The wireless orchestra, all seven of them, had a repertoire that included contemporary favourites like Ivor Novello's My Life Belongs to You and Dafydd y Garreg Wen. The latter, sung by Mostyn Thomas from Blaenau Gwent, fresh from his 1922 Eisteddfod win, was historic because it was the first time ever that the Welsh language had ever been broadcast.
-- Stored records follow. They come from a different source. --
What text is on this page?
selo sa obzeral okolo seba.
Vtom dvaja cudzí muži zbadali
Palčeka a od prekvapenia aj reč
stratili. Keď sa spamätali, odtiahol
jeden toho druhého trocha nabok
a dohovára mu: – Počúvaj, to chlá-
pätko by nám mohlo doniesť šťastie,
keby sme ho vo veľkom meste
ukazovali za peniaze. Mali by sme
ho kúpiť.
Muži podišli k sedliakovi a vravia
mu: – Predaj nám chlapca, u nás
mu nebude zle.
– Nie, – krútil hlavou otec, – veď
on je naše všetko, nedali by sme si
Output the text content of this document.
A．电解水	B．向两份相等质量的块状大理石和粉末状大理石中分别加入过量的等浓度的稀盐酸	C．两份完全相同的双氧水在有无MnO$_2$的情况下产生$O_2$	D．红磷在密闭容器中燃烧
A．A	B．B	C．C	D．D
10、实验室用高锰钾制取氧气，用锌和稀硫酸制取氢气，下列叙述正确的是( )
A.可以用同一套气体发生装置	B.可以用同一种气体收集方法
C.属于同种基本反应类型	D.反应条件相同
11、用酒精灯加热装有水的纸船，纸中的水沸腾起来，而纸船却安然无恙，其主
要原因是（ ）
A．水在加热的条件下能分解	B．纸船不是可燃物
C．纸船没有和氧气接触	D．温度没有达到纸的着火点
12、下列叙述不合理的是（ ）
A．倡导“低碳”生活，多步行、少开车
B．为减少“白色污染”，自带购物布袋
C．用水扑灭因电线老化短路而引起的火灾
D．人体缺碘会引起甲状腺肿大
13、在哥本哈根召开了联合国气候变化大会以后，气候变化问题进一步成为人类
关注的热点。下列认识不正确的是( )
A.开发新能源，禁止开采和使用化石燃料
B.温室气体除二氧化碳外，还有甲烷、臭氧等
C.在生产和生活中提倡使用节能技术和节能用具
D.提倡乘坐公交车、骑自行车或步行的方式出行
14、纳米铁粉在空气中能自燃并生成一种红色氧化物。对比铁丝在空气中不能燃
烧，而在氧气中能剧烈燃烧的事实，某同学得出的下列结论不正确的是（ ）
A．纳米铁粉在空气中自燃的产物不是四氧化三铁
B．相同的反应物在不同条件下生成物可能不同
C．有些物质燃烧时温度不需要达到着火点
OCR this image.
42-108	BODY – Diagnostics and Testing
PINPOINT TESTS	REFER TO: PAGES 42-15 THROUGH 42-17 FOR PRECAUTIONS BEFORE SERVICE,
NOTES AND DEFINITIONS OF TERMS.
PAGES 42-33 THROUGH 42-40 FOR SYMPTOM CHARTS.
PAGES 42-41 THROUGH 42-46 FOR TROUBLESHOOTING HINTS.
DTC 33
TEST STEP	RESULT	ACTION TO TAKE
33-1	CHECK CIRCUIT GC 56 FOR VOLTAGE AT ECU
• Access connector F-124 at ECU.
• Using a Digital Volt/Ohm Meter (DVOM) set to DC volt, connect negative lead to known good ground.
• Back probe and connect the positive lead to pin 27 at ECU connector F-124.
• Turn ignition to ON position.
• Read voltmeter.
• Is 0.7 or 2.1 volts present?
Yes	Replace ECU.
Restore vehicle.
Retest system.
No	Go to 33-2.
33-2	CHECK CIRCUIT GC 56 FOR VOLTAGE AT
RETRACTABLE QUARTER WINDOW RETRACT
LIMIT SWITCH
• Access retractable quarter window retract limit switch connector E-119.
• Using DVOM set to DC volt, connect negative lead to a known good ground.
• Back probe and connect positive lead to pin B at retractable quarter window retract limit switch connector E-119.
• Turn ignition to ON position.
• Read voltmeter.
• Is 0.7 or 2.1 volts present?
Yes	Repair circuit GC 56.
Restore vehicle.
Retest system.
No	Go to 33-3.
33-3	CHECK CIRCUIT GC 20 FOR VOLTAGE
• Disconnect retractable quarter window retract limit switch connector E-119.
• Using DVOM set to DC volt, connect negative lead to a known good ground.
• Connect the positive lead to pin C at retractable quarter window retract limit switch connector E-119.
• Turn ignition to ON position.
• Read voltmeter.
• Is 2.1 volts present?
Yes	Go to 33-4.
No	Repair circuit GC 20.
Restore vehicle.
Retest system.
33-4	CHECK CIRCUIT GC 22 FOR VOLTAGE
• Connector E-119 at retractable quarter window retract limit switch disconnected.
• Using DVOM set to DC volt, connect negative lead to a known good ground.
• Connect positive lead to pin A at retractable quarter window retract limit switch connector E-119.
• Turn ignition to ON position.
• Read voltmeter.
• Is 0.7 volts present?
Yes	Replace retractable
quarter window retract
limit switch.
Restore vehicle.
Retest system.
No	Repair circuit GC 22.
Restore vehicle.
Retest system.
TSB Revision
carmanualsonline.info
Now, these amateurs—they were all amateurs initially—burnt through five station managers in the first six weeks on air. The pioneer uncle Fred lasted all of two days. Uncle Arthur, on the other hand, had staying power. Arthur Corbett-Smith was very keen to ensure that the BBC for Wales and the west country was going to have a much more relaxed tone than what was broadcast from London. Though he fully subscribed to the Reithian principles of 'educate, entertain and inform,' he wanted them to take place in the same programme, not in silos. So, talks were billed as chats; London had Children's Hour, but Wales had The Hour of the 'Kiddiewinks'. If you want to learn more about this, hear the concert that's going to be broadcast on Monday, which I attended last Sunday when it was recorded. Equally, you can listen to the BBC's The Ministry of Happiness, a sitcom that's being broadcast at the moment that was launched in memory of these pioneering broadcasters.